A systematic approach to generalisations of General Relativity and their cosmological implications

A century ago, Einstein formulated his elegant and elaborate theory of General Relativity, which has so far withstood a multitude of empirical tests with remarkable success. Notwithstanding the triumphs of Einstein's theory, the tenacious challenges of modern cosmology and of particle physics have motivated the exploration of further generalised theories of spacetime. Even though Einstein's interpretation of gravity in terms of the curvature of spacetime is commonly adopted, the assignment of geometrical concepts to gravity is ambiguous because General Relativity allows three entirely different, but equivalent approaches of which Einstein's interpretation is only one. From a field-theoretical perspective, however, the construction of a consistent theory for a Lorentz-invariant massless spin-2 particle uniquely leads to General Relativity.
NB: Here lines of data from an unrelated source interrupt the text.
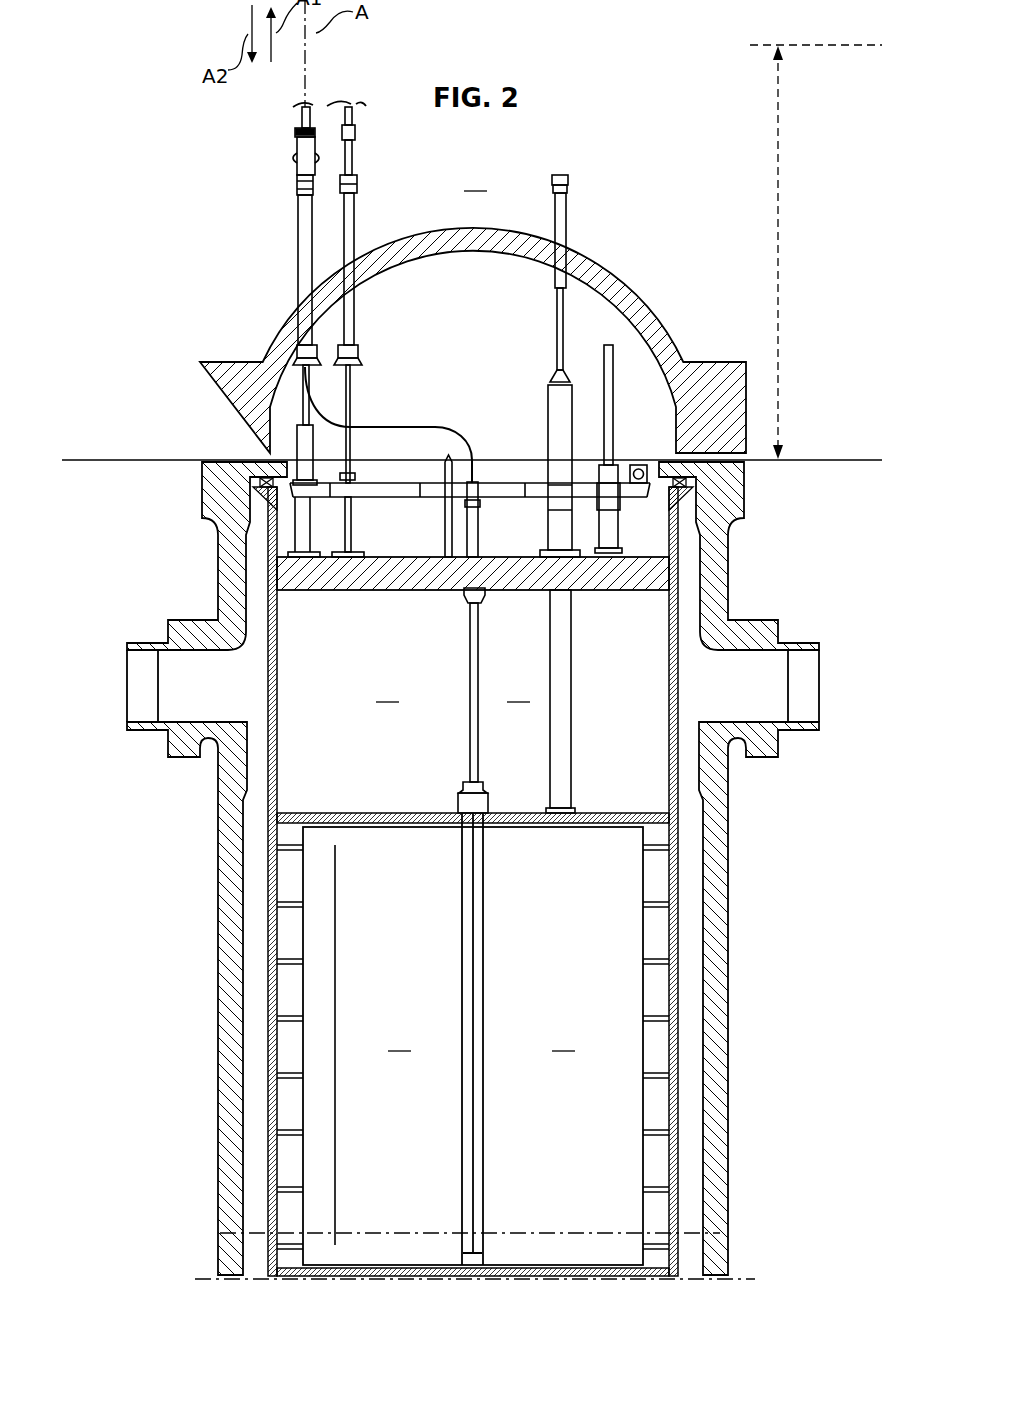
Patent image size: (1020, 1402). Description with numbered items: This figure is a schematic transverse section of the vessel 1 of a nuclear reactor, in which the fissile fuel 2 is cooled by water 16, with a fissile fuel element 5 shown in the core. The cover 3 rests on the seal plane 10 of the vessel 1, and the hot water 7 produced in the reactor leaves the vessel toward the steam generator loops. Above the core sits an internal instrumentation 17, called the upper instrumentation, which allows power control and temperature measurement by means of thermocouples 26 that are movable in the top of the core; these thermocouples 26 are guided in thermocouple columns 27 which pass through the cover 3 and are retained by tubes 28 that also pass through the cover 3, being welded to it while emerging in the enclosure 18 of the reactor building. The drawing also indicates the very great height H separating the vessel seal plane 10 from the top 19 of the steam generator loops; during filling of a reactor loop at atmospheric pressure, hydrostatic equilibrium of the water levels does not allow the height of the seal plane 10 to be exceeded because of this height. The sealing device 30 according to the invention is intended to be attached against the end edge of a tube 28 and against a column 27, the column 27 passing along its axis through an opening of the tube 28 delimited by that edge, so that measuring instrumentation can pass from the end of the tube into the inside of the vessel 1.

The vessel 1 is at (716, 877).
The fissile fuel 2 is at (465, 1107).
The cover 3 is at (650, 318).
The fissile fuel element 5 is at (480, 998).
The hot water 7 is at (803, 683).
The seal plane 10 is at (132, 459).
The water 16 is at (477, 865).
The internal instrumentation 17 is at (273, 174).
The enclosure 18 is at (477, 181).
The top 19 is at (814, 45).
The thermocouples 26 is at (404, 427).
The thermocouple column 27 is at (294, 409).
The tube 28 is at (292, 236).
The sealing device 30 is at (472, 947).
Keeping Lorentz invariance then implies that any modification of General Relativity will inevitably introduce additional propagating degrees of freedom into the gravity sector. Adopting this perspective, we will review the recent progress in constructing consistent field theories of gravity based on additional scalar, vector and tensor fields. Within this conceptual framework, we will discuss theories with Galileons, with Lagrange densities as constructed by Horndeski and beyond, extended to DHOST interactions, or containing generalized Proca fields and extensions thereof, or several Proca fields, as well as bigravity theories and scalar-vector-tensor theories. We will review the motivation of their inception, different formulations, and essential results obtained within these classes of theories together with their empirical viability.